[19a] Neal gives the following curious extract from a letter from an English Jesuit to the Rector of the College at Brussels:—“I cannot choose but laugh to see how some of our own coat have accoutred themselves; and it is admirable how in speech and gesture they act the Puritans. The Cambridge scholars, to their woful experience, shall see we can act the Puritans a little better than they have done the Jesuits. They have abused our sacred patron in jest, but we will make them smart for it in earnest.”—Neal’s “Puritans,” vol. i., p. 515.

[20] The following circumstance was recently mentioned to the author by the Rev. Hugh Stowell:—A gentleman named Bridge settled at Salford with three daughters. He appeared to be an intelligent and active man, and being a decided Conservative, was, after a time, made Secretary to the Manchester Conservative Association. From that time there was reason to believe that the plans of the Association were betrayed, when one morning another gentleman named Bridge, also residing in Salford Crescent, whose Christian name commenced with the same initial as that of the other, received a letter from the College of Jesuits at Rome, giving him full directions as to the manner in which he should conduct the business of the Association. The Mr. Bridge who received it forwarded it to his neighbour, and the Conservative Secretary disappeared from Salford Crescent that afternoon.

[24] “Pilgrimage to Rome,” chap. vii.

[25] Primum ac Generate Examen, chap. IV., §§ 9, 10,11, 12.

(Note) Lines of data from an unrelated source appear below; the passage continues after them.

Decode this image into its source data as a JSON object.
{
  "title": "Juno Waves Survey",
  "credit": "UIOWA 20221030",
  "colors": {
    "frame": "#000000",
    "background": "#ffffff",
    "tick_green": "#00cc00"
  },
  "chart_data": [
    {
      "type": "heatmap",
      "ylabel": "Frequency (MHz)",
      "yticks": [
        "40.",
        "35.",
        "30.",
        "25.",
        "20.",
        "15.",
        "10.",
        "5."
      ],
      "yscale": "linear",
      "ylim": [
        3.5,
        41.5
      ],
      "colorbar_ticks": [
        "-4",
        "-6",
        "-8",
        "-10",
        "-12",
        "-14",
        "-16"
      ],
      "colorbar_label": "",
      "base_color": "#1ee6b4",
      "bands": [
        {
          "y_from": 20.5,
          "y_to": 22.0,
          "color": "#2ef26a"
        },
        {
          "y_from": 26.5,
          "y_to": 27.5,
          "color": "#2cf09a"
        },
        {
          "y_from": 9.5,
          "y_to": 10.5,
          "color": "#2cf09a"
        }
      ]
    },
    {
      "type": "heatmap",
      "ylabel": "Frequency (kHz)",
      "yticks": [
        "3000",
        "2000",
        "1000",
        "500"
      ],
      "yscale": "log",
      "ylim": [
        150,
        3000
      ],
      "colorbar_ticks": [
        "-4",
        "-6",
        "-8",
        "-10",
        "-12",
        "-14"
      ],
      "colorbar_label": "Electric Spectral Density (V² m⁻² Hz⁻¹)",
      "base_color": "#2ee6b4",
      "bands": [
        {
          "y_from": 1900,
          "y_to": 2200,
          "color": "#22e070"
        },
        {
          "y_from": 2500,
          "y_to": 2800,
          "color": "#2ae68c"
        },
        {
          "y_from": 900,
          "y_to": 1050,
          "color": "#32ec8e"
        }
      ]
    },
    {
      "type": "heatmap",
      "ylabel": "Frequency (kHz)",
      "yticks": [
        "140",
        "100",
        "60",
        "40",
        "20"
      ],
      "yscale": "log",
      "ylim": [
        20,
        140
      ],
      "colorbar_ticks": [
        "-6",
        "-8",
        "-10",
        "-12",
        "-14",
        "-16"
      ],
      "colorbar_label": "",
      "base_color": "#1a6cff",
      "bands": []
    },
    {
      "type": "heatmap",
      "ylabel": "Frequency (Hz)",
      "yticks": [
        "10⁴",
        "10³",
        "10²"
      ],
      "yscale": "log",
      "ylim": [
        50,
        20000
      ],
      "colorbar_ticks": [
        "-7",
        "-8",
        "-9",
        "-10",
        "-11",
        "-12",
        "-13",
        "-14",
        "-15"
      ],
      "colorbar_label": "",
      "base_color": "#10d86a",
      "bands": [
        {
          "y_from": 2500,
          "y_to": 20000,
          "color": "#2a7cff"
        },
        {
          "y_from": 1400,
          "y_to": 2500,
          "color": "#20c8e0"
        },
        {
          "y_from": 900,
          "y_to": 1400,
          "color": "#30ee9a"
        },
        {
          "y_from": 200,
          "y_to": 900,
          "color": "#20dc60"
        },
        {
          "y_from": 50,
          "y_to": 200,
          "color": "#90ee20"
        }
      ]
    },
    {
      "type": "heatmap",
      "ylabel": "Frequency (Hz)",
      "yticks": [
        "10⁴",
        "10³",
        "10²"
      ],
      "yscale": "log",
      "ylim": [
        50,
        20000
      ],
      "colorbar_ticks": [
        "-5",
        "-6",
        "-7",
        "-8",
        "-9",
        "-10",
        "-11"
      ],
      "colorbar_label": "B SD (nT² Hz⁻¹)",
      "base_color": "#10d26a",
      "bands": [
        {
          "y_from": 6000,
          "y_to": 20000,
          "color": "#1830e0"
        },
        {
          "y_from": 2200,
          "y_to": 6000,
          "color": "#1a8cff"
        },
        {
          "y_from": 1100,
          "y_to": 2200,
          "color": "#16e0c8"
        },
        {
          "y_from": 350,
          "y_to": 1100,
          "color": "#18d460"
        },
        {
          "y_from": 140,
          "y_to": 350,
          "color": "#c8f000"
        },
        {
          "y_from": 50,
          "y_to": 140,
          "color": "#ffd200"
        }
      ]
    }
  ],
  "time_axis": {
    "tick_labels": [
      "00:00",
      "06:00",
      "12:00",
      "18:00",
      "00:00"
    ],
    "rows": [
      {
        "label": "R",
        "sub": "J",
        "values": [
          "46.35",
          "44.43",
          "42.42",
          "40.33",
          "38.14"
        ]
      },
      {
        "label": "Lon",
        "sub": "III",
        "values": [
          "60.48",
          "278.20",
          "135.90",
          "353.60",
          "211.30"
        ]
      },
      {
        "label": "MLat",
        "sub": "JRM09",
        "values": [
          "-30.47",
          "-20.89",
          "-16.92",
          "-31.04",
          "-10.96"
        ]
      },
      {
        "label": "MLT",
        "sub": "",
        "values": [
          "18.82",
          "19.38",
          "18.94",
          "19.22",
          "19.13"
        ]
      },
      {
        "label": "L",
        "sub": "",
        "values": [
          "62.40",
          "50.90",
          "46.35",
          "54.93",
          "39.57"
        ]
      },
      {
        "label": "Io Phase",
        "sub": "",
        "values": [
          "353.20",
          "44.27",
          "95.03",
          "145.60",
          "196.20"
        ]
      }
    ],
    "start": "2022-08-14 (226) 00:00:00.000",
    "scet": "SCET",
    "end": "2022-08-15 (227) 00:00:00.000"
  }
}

[26] Examen, chap. IV., § 30.

[27] Taylor’s Loyola.

[29] In the translation the word “white” is most ingeniously substituted for “black” in flat contradiction both to the sense and to the Latin. The sentiment as really expressed was probably considered too atrocious for the honesty of the English character.

[30] Pilgrimage to Rome.

[31] Part VI., cap. i., §. 1.

[32] The reader will see in a moment that the translation given above is not correct, according to the ordinary rules of the Latin language. The words “obligare ad aliquid” mean “to oblige a person to do a thing,” and so the author of the Constitutions has employed them in the 3d chap. and 5th sec. of the “Examen,” where the expression, “Obligare ad matrimonium,” is clearly “to oblige to marry.” The translation, therefore, which was given in the first edition, viz., “can lead to an obligation to sin mortal or venial,” is undoubtedly correct. But there are passages in the book, and in some other scholastic authors, in which the phrase, “obligatio ad peccatum,” is employed to convey the idea that the obligation is of such a character as to render disobedience a sin; and as it is possible that the phrase may be so employed in this passage, I have given the version which the friends of the Society desire. I cannot, however, think that the ordinary rules of scholarship are to be wholly set aside, or the real meaning of the words excluded altogether from the translation; and I am confirmed in this opinion by the reference to the decree in the index of a copy recently procured, which was published at Rome in the College of the Society, in the year A.D. 1615, and which may be supposed to convey the true meaning of the Constitution. In this index the passage is referred to in the following words: “Superiores possunt obligare ad peccatum in virtute obedientiæ, quando id multum conveniat.” The natural antecedent of the “id” is clearly “peccatum,” in which case the translation must be, “The Superiors may oblige to sin in virtue of obedience, when it (the sin) is particularly convenient.” If this be not the meaning, what occasion would there be for the “multum conveniat?” But, translated either way, the decree is so bad, that the question is scarcely worth discussion.